Mr Siluma also gave some interesting statistics:

  • The emerging middle class is giving roughly one third of their monthly earnings to help others
  • 83% of high-net-worth individuals gave money, time or goods in 2018
  • 85% of people agree that community-based organisations are effective in solving societal problems
  • The estimated total corporate social investment (CSI) investment in 2020 was R10,7 billion (up 4,9% from 2019)
  • Motivation to give is driven by ubuntu which is enshrined in our Constitution 

There are organisations starting to fill the gap left by government organised by bodies such as the Independent Philanthropy Association of South Africa. There are also developments such as crowdfunding.

 


 

Dr Janette Minnaar-van Veijeren
ProEthics

Building lasting relationships based on trust

Dr Minnaar-van Veijeren spoke about the imperatives for building relationships based on trust, and the new role of leadership.

An interesting survey was published by the ACFE titled the 2020 Global Study on Occupational Fraud and Abuse.
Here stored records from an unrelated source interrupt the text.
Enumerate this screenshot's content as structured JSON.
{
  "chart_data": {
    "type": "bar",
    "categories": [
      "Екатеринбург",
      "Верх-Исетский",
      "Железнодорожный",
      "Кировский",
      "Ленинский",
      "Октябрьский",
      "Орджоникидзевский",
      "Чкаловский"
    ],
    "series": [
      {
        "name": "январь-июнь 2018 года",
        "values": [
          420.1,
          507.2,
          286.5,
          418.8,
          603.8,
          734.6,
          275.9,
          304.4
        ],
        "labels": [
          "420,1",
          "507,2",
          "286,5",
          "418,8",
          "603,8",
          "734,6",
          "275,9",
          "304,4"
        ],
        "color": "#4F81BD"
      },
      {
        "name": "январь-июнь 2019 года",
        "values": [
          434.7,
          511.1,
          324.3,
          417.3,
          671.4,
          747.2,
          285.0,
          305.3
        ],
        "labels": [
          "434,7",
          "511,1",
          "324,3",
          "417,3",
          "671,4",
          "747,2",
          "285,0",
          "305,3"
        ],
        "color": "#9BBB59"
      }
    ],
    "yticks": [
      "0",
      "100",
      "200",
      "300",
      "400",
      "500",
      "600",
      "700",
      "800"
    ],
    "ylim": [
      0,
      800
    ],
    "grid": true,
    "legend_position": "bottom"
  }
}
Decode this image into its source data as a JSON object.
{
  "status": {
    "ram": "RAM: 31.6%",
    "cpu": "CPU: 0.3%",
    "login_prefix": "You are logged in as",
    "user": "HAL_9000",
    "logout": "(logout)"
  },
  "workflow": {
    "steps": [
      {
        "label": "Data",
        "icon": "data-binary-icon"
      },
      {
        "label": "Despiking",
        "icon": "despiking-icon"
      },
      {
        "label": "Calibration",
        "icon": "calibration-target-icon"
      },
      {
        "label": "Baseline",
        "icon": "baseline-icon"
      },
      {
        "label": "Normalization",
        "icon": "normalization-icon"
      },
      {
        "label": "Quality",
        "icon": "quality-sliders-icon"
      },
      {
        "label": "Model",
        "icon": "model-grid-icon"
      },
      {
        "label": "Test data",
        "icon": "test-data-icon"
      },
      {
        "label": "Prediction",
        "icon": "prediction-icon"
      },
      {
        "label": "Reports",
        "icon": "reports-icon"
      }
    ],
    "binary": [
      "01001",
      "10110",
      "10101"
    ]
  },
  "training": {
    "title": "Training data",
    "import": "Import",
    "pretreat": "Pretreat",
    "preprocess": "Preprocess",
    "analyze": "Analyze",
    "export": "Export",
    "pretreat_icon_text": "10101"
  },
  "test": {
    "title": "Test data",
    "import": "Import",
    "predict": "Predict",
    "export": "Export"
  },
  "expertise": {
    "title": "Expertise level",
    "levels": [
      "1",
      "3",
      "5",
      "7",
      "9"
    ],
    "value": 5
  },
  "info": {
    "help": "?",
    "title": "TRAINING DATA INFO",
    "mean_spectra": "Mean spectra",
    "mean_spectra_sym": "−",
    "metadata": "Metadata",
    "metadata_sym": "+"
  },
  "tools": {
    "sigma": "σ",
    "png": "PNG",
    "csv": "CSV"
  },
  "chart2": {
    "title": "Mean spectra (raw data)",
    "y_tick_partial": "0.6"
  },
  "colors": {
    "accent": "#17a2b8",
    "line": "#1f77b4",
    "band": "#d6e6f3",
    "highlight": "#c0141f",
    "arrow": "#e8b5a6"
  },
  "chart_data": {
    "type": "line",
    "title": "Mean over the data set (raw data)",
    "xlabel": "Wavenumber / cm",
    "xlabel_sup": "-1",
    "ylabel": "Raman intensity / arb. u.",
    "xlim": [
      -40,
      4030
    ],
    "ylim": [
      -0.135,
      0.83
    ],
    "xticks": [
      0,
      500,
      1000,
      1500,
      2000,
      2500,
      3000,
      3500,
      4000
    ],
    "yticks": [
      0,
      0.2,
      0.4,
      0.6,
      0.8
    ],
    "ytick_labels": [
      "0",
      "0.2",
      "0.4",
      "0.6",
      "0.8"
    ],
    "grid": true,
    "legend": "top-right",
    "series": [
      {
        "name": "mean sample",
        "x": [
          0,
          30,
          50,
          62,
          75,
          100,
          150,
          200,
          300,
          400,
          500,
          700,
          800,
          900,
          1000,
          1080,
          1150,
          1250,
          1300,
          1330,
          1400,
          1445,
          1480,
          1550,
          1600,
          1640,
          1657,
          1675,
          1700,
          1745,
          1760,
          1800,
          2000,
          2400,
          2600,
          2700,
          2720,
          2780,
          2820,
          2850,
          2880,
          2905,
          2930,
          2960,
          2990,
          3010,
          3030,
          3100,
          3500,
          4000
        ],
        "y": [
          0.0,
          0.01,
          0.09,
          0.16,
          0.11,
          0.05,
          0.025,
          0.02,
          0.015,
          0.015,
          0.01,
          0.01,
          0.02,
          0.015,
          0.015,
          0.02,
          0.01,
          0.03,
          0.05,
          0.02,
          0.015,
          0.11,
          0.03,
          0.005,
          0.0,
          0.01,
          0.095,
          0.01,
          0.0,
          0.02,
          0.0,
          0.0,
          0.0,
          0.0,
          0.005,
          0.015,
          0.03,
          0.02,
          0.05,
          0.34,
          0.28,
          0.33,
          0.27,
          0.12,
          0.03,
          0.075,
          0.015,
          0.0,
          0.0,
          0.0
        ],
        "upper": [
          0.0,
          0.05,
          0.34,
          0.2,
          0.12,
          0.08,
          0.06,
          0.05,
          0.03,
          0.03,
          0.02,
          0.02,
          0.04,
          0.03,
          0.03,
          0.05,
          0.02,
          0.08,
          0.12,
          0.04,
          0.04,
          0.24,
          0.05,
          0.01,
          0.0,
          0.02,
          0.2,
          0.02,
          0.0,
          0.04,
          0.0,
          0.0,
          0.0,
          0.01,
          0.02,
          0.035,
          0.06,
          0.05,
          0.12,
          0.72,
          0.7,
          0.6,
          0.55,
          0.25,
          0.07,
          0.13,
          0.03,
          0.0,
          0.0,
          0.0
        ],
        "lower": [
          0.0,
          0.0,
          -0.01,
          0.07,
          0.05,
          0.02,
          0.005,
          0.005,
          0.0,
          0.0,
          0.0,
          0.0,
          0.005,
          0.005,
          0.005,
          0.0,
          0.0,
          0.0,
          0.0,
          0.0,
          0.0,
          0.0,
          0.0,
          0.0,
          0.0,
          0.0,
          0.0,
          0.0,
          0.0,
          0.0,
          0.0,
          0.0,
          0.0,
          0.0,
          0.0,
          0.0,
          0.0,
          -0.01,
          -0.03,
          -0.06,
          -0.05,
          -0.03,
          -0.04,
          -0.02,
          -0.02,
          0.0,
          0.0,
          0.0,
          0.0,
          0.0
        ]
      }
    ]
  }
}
This survey put the cost of dishonesty / fraud to 5% of an organisation’s revenue each year. Owners or executives committed only 20% of occupational frauds but they caused the biggest losses.

Dr Minnaar-van Veijeren outlined the common law duty of company executives, emphasising that their main duty is to care for the organisation. In the words of Professor Mervyn King, “We become the heart, mind and soul of an organisation when we become a director/board member”.

She also quoted the Global Business Ethics Survey (GBES) published in March 2021 by the US Ethics & Compliance Initiative which found that more than 44% of employees were experiencing more work-related pressure than before the COVID-19 pandemic began. Previous studies by the GBES have shown that any organisational changes (such as work from home- WFH) typically have an adverse effect on ethics outcomes. During WFH, rules and policies seem and are more distant, with employees reporting feelings of disconnectness and disengagement; there is fear and uncertainty around health, safety, the economy and the future; indeed the pandemic has led to a global sense of fatigue.

A study published in July 2021 in Leader.co.za revealed that bosses have a significant influence on how their staff adapt. Therefore the GBES report cautions that organisations take precautionary action to limit stress and support behaviours that epitomise a strong ethics culture. This puts the ball squarely in the court of the leaders of an organisation who need to adopt a new ethical leadership model. Expressed ethical leadership and support is therefore paramount.

Dr Minnaar-van Veijeren concluded by encouraging leaders: “If you see the pandemic as an opportunity to reset and to rethink – to acquire knowledge, aptitudes, new capabilities and so on – it’s more than likely that your own learning mindset will become contagious. You will influence your employees positively and drive critical engagement so much more successfully.”


The conference was closed with a highly productive, interactive hour-long panel discussion during which the speakers answered questions from the floor.